Para evitar a contaminação do ar, os alunos pensaram em um funil adaptado na parte inferior da máquina. À medida que o pó é liberado, ele cai dentro de um recipiente. Os ganhos principais são na saúde do trabalhador, produtividade e a possibilidade de reciclar o resíduo.
“Dentro de um mês, esse colaborador ganha dois dias de trabalho. Ao longo do ano, ele ganha cerca de 23 dias. Para empresa, não só ganhou na produtividade, mas como também no tempo de paralização de corte dos metais”, destaca o professor.
Aprender a caminhar sozinhos
Há três anos à frente da disciplina, Ricardo não se cansa de poder ver os alunos extrapolarem os limites da escola e o que existe além do SESI e do estado.
“O professor se sente com missão cumprida quando o aluno tem sucesso. Quando lá na frente eu encontrá-lo e vê-lo como um profissional bem-sucedido, eu vou ficar feliz por ter exercido a minha função que é mostrar para eles onde podem chegar”, se emociona.

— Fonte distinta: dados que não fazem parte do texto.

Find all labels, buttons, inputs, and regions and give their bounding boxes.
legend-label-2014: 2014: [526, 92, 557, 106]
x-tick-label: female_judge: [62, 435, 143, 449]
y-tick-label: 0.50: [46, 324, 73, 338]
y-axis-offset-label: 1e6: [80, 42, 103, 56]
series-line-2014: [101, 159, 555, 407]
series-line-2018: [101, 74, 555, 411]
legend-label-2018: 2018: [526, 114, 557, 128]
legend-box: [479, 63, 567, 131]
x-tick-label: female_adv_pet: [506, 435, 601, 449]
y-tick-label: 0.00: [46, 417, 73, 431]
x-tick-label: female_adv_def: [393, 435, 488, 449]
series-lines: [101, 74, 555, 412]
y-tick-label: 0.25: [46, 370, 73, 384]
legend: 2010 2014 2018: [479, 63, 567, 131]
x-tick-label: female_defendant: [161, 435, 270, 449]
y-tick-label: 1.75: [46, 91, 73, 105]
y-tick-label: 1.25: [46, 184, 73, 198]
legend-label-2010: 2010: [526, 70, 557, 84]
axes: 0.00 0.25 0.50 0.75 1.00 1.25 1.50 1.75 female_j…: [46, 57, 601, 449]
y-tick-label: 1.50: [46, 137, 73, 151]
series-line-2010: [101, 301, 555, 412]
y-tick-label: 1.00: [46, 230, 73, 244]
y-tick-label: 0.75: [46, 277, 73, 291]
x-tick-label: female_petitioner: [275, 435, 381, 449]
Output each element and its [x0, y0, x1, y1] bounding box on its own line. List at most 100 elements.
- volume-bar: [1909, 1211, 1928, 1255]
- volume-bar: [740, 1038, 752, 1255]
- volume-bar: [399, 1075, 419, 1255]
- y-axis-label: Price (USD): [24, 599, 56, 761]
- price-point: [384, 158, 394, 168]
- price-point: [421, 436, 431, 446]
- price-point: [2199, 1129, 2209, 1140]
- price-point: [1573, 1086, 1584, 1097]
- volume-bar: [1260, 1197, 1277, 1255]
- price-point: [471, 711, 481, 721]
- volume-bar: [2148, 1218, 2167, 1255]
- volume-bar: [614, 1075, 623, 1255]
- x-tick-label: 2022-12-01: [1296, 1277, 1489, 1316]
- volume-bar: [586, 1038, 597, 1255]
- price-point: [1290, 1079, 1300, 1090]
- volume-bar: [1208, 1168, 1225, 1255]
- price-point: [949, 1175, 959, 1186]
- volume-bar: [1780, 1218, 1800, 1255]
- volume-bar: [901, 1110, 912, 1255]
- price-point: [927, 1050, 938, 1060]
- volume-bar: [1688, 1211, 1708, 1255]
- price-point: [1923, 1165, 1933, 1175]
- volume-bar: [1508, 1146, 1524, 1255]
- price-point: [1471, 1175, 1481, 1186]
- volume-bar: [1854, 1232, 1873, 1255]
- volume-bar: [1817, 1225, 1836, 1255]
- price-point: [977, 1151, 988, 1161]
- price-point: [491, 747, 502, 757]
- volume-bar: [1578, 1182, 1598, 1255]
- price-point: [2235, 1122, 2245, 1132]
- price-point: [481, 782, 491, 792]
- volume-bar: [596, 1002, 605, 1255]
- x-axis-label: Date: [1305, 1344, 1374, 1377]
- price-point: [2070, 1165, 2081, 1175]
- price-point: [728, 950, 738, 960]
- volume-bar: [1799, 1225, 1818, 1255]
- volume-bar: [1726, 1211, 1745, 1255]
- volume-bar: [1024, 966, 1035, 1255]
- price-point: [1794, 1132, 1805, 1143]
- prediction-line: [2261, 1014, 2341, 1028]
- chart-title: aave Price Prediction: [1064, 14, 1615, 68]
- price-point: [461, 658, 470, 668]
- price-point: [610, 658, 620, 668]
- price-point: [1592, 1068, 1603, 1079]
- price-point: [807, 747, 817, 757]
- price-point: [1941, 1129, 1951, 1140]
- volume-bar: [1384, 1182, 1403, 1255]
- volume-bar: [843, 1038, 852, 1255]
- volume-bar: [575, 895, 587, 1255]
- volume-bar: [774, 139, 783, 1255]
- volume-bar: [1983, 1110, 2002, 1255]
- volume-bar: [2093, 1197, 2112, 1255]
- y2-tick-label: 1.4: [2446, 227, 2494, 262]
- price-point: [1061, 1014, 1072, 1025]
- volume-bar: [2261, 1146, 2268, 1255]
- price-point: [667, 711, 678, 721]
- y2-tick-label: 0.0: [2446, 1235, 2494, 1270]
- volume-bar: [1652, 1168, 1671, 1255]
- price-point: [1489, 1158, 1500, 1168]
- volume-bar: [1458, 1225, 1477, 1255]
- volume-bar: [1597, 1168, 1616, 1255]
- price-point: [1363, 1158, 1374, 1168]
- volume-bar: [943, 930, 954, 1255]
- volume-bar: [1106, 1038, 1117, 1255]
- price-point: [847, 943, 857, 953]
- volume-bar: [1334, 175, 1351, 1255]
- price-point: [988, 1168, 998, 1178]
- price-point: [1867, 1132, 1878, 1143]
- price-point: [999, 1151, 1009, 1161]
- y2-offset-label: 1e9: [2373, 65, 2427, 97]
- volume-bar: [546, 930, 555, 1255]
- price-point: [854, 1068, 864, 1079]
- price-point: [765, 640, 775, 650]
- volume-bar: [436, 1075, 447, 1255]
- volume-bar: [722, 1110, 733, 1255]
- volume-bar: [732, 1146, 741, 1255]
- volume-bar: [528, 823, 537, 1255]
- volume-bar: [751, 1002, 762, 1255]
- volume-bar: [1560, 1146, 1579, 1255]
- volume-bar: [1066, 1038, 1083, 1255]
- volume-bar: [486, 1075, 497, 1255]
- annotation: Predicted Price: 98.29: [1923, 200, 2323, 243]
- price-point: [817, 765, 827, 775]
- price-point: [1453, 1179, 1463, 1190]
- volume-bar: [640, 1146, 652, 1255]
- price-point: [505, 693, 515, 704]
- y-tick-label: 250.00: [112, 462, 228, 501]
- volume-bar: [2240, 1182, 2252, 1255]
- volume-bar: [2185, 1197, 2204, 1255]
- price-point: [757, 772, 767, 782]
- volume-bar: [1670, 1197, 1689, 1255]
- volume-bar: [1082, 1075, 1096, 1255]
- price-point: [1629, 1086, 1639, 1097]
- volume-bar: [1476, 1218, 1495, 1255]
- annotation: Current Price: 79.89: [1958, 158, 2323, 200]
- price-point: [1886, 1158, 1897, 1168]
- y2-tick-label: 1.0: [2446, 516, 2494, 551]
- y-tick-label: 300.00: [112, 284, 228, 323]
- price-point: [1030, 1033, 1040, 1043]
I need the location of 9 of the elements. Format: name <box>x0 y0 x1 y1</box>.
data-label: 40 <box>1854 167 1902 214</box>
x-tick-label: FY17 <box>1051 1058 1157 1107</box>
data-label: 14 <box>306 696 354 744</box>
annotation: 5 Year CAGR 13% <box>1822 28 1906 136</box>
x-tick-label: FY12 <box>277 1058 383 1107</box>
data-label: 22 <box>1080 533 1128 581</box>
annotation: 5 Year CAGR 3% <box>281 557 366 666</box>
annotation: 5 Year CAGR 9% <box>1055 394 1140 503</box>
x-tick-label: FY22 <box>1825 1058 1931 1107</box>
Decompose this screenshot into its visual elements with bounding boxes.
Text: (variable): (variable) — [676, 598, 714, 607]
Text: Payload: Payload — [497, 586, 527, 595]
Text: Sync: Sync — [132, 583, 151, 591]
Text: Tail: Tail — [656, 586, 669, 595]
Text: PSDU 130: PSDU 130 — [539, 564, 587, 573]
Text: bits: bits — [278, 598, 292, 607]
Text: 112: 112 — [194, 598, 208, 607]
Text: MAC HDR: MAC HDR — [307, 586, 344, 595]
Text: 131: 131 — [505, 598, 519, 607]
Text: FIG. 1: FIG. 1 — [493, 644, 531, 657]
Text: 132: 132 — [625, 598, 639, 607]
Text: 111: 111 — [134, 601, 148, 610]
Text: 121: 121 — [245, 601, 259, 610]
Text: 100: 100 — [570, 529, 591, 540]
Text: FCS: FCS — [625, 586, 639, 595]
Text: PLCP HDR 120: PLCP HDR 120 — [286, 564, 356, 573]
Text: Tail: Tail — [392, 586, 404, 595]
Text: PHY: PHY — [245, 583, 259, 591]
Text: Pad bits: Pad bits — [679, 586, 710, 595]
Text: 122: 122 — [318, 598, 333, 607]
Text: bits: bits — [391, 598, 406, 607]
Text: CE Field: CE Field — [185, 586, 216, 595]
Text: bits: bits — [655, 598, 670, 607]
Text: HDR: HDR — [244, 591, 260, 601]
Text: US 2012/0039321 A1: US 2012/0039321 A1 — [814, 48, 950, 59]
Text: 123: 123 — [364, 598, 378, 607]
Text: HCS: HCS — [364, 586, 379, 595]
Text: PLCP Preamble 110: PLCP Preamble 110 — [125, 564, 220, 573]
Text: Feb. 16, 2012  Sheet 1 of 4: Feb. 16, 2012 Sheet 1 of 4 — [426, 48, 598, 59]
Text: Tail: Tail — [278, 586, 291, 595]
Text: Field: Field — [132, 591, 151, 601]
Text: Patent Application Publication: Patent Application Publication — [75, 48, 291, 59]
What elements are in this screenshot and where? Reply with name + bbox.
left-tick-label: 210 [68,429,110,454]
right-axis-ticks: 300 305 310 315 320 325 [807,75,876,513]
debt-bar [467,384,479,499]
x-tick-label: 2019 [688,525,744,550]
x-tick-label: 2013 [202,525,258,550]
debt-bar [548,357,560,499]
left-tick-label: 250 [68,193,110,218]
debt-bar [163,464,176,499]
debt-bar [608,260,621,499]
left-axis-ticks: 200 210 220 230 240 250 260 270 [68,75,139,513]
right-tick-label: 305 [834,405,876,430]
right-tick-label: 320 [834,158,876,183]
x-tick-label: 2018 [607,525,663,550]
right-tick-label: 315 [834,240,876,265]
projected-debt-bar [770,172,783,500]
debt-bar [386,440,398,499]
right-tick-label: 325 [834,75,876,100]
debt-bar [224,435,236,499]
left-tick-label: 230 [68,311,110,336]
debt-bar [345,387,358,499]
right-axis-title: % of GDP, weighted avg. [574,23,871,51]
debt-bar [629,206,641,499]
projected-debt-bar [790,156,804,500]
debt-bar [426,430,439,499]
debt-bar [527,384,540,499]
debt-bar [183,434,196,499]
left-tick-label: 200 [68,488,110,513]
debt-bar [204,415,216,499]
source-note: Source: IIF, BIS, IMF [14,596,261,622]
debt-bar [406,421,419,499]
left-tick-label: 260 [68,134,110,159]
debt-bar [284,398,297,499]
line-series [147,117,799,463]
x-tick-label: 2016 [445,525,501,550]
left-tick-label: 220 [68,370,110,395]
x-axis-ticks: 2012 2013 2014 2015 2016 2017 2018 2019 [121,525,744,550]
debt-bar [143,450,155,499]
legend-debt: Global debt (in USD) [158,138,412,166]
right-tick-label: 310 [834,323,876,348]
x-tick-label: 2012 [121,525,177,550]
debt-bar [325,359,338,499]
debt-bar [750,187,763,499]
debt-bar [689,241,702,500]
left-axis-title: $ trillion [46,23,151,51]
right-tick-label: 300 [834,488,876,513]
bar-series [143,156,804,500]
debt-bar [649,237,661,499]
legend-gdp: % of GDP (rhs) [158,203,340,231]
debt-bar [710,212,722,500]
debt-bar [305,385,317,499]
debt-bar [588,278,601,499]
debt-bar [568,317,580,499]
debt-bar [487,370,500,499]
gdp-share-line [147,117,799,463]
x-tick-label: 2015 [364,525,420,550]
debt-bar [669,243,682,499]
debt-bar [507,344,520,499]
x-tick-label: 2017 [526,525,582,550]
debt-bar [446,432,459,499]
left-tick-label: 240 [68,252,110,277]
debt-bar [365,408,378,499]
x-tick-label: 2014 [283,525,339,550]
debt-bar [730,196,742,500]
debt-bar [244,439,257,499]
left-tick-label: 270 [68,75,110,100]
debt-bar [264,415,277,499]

A partir do momento que um grupo participa de alguma feira, os alunos retornam para casa e comentam com os outros colegas a experiência que tiveram. Alguns já sabem aonde chegar, agora é a hora de estimular os demais. Na mala de viagem foram as roupas, na volta, ela está recheada de conhecimento e histórias para contar.
Nesses 23 anos de docência, a maior recompensa do professor de biologia é esta: “Criar no aluno o desejo que ele nem sabia que poderia atingir, deixar claro para eles que o caminhar começou e, a partir de agora, eles conseguem caminhar sozinhos”.